Het concept van abreactie is misschien oorspronkelijk geformuleerd door Freuds mentor, Josef Breuer; maar het was in hun gezamenlijke werk van 1895, Studies over Hysterie, dat het voor het eerst openbaar werd gemaakt om het feit aan te duiden dat opgekropte emoties die met een trauma in verband worden gebracht, kunnen worden ontladen door erover te praten. Het loslaten van verstikt affect door een bepaald moment of probleem in het bewustzijn te brengen, en daardoor de verstikte emotie die eraan vastzit af te reageren, vormde de hoeksteen van Freuds vroege cathartische methode om hysterische conversiesymptomen te behandelen. Zij geloofden bijvoorbeeld dat opgekropte emoties die met een trauma gepaard gaan, kunnen worden ontladen door erover te praten. Freud en Breur behandelden het spontaan emotioneel herbeleven van traumatische gebeurtenissen echter niet als genezend. In plaats daarvan beschreven zij abreactie als de volledige emotionele en motorische reactie op een traumatische gebeurtenis die nodig is om een persoon op adequate wijze te verlossen van het herhaaldelijk en onvoorspelbaar overvallen worden door de oorspronkelijke en onbegrensde emotionele intensiteit van het trauma. Hoewel het verrassingselement niet verenigbaar is met Freud’s benadering van de therapie, zijn andere theoretici van mening dat het in abreactie een belangrijk onderdeel is van de analytische techniek.
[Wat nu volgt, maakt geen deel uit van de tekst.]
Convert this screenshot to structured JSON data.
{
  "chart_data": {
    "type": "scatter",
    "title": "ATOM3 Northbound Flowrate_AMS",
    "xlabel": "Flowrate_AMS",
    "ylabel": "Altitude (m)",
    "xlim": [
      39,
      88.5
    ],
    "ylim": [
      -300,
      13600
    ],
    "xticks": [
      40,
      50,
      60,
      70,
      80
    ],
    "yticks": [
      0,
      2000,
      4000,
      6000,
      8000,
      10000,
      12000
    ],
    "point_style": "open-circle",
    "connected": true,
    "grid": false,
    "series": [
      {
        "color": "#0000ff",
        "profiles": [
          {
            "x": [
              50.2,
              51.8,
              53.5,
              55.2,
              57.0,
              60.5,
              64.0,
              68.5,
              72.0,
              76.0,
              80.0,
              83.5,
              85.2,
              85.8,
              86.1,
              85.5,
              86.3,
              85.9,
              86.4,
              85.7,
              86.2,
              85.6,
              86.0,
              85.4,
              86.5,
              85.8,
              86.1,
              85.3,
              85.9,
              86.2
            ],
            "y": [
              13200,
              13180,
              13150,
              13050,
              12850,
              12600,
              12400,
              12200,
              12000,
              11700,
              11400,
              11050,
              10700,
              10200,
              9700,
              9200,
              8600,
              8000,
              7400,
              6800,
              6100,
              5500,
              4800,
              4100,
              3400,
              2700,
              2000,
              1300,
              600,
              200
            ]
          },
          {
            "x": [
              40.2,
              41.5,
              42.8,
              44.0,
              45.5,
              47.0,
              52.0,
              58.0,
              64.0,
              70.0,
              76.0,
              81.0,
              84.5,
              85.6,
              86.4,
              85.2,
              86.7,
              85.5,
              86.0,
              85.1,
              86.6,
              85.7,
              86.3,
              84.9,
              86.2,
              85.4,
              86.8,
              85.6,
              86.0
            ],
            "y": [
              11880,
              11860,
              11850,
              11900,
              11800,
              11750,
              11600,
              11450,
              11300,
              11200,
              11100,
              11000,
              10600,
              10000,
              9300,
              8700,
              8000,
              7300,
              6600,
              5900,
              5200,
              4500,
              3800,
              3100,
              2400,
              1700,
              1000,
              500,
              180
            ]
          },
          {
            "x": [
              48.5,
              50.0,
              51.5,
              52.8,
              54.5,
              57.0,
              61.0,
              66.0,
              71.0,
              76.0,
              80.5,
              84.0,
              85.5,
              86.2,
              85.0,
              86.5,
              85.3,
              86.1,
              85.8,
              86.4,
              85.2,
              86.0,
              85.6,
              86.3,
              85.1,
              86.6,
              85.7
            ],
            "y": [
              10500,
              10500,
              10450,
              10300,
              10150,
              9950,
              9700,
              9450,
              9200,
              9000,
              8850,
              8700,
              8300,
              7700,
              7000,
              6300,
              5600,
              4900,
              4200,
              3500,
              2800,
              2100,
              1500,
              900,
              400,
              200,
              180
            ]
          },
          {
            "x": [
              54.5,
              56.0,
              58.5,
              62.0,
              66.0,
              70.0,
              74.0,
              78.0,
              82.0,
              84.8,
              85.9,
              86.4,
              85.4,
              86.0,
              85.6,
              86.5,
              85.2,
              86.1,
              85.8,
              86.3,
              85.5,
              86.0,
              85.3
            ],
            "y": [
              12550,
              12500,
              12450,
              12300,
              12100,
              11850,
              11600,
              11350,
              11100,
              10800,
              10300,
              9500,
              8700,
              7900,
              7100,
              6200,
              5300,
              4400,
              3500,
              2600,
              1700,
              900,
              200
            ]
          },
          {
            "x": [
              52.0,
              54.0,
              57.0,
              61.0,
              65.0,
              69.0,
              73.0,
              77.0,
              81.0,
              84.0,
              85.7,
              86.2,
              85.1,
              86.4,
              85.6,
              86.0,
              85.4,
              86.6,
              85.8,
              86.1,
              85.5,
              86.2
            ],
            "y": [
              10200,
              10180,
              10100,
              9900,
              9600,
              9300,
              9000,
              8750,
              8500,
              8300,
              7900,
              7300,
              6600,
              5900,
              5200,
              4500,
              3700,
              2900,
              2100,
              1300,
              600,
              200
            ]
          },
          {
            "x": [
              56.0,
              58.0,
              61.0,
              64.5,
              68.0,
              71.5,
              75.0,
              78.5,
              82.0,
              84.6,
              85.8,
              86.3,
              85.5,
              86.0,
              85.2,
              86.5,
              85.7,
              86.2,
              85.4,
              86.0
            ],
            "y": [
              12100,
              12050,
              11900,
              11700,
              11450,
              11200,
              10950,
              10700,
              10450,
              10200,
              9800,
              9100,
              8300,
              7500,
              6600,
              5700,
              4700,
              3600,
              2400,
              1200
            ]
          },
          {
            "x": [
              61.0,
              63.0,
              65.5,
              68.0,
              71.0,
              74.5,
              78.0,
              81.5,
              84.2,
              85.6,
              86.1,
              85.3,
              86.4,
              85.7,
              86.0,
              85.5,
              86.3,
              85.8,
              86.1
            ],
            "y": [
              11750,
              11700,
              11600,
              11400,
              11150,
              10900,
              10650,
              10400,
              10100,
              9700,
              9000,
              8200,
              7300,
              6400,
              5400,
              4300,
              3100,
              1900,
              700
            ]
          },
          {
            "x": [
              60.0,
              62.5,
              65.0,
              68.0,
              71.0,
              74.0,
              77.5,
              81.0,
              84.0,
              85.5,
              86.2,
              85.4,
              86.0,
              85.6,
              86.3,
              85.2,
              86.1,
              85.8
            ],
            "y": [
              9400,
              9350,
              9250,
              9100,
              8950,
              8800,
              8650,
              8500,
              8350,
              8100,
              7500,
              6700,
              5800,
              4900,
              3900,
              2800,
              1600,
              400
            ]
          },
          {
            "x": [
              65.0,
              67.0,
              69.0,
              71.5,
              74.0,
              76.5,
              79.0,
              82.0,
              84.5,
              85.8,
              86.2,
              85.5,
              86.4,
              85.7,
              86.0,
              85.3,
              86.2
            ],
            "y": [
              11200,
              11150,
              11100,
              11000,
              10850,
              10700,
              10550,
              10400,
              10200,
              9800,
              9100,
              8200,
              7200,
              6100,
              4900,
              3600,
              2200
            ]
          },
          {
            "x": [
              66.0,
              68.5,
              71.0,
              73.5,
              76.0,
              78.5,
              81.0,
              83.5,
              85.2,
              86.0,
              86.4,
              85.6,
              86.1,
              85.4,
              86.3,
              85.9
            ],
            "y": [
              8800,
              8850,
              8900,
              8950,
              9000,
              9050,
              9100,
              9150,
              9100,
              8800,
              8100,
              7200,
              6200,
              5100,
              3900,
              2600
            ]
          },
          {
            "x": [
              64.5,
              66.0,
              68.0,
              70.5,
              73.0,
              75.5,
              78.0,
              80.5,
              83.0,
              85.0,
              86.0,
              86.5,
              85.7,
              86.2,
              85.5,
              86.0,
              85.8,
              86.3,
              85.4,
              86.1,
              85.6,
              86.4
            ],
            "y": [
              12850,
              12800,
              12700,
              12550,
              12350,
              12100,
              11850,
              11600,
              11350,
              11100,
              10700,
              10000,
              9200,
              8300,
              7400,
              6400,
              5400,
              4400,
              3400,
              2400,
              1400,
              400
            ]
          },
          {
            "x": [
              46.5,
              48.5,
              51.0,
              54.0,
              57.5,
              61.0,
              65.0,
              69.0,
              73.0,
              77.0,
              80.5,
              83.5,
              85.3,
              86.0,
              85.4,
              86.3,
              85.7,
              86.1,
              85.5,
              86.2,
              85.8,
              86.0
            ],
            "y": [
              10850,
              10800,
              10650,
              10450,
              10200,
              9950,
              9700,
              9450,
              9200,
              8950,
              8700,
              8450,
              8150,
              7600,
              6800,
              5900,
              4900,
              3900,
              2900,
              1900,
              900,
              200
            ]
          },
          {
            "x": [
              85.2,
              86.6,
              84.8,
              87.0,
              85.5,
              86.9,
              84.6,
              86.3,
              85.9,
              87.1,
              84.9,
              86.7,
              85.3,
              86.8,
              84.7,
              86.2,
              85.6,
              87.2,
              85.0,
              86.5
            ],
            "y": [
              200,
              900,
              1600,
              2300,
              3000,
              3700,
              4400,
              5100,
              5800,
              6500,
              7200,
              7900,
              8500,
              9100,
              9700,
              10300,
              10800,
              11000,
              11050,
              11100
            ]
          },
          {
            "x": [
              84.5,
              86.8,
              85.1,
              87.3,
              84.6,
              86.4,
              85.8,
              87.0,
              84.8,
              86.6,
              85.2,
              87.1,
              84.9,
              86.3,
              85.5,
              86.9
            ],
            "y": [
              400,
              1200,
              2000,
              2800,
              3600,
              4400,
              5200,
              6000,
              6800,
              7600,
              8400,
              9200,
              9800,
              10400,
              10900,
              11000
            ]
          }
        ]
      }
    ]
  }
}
Erg in zijn carrière toonde psychoanalyticus Carl Jung belangstelling voor abreactie, of wat hij traumatheorie noemde, maar besloot later dat het beperkingen had in de behandeling van neurose. Jung zei:
Hoewel traumata van duidelijk etiologische betekenis af en toe aanwezig waren, bleek de meerderheid ervan zeer onwaarschijnlijk. Veel traumata waren zo onbelangrijk, zelfs zo normaal, dat ze hoogstens als een voorwendsel voor de neurose konden worden beschouwd. Maar wat vooral mijn kritiek wekte, was het feit dat niet weinig traumata gewoon verzinsels van de fantasie waren en helemaal nooit hadden plaatsgevonden.